The page that shows its conditions is the page that expects to be checked.

ultrasound transducer
A transducer head, the source of the beam the method maps in a water tank.

How it underpins the other standards

This standard rarely appears on a brochure, and it sits underneath everything that does. The indices it defines are the ones the safety standard requires the device to display and the declaration standard requires the maker to report in a fixed form.

The chain runs cleanly when each link does its job. IEC 62359 measures the field and computes the indices; the declaration standard fixes the format in which those indices are stated so buyers can read one probe against another; the particular safety standard sets the ceilings the indices have to respect and requires them on the screen in real time during a scan. Pull this measurement standard out from under the other two and they fall over, since a displayed index that was never measured to a defined method is a number with no anchor beneath it, and a declared output resting on a private measurement is a comparison between things measured differently. The reviewer who reads a probe’s file checks that the indices in the declaration, the indices on the screen, and the indices in the safety case all trace back to one measurement done by this method, since a probe whose three documents quote three slightly different figures has measured itself three times and trusted none of the results. The measurement standard is the foundation precisely because it is the part the market never sees and the whole file leans on, the quiet layer that decides whether the confident number on the screen is a fact or a decoration.

The figure a clinician relies on is sound only because a method few people read made it so.

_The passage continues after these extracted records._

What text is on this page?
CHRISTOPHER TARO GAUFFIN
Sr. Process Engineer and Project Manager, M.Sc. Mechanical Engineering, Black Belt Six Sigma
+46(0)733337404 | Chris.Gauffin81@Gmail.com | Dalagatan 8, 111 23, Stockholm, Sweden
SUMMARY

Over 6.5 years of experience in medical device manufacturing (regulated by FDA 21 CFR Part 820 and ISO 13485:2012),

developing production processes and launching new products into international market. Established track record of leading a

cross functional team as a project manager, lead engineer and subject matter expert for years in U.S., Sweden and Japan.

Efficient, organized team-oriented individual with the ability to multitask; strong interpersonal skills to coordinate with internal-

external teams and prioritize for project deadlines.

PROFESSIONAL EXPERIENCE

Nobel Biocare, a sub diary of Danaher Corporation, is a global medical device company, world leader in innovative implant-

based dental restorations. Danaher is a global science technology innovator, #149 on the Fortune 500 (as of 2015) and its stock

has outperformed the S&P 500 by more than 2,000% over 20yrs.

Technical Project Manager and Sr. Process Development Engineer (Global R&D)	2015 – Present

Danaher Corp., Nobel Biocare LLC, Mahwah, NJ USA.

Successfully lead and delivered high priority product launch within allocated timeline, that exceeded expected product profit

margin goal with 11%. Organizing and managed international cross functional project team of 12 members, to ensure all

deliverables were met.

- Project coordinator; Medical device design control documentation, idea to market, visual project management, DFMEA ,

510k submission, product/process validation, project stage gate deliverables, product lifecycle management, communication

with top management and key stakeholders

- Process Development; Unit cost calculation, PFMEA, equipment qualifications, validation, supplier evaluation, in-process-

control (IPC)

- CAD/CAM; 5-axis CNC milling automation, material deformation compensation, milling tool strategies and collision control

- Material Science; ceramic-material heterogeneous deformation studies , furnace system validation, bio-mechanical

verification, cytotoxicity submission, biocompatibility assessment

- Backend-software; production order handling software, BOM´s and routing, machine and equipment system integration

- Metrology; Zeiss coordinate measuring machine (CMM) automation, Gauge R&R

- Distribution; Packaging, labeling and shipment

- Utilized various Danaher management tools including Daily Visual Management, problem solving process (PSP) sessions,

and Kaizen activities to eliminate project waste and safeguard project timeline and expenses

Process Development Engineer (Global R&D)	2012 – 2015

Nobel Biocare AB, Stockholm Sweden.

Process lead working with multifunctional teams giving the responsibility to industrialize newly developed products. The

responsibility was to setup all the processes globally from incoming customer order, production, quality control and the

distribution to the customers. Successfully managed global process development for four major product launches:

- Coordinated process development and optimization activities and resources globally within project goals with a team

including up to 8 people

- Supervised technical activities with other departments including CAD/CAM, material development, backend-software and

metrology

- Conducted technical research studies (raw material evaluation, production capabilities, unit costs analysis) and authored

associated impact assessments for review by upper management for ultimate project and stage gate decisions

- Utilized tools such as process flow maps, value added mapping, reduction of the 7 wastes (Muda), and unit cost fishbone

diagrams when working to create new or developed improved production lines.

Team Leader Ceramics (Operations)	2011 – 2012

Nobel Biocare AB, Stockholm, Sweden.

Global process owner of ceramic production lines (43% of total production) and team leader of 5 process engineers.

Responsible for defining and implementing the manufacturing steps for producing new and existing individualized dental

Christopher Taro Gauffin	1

Why the method matters for a handheld probe

A wireless handheld probe makes the measurement harder in a quiet way.

The probe beamforms inside its own head and runs a dozen clinical presets, each a different blend of frequency, focus, and pulse, and each preset produces a different field that has to be measured and indexed on its own terms. A cabled cart carried the same burden, yet a handheld sold with a long list of presets multiplies the number of fields a laboratory has to map, and a maker tempted to measure only the gentle presets and infer the rest has skipped exactly the worst-case scans the standard exists to catch. The small sealed form also means the field can shift as the head warms through a long study, so a measurement that was honest while the probe was cold may drift once the electronics heat, and the worst-case condition the method demands includes the device at temperature rather than fresh off the bench. A probe whose indices were measured carefully across every preset, at temperature, with the uncertainty stated, is a probe a clinician can read the screen of and believe; one whose indices were measured loosely on a flattering preset is a probe whose reassuring figure is paint over an unknown. The buyer who asks to see the field report rather than the brochure is asking the one question that separates the two, and a maker that hands the report over without hesitation has usually earned the confidence the gesture invites.

The clinician reads one figure on a small screen, and a whole laboratory method stands behind whether that figure is true.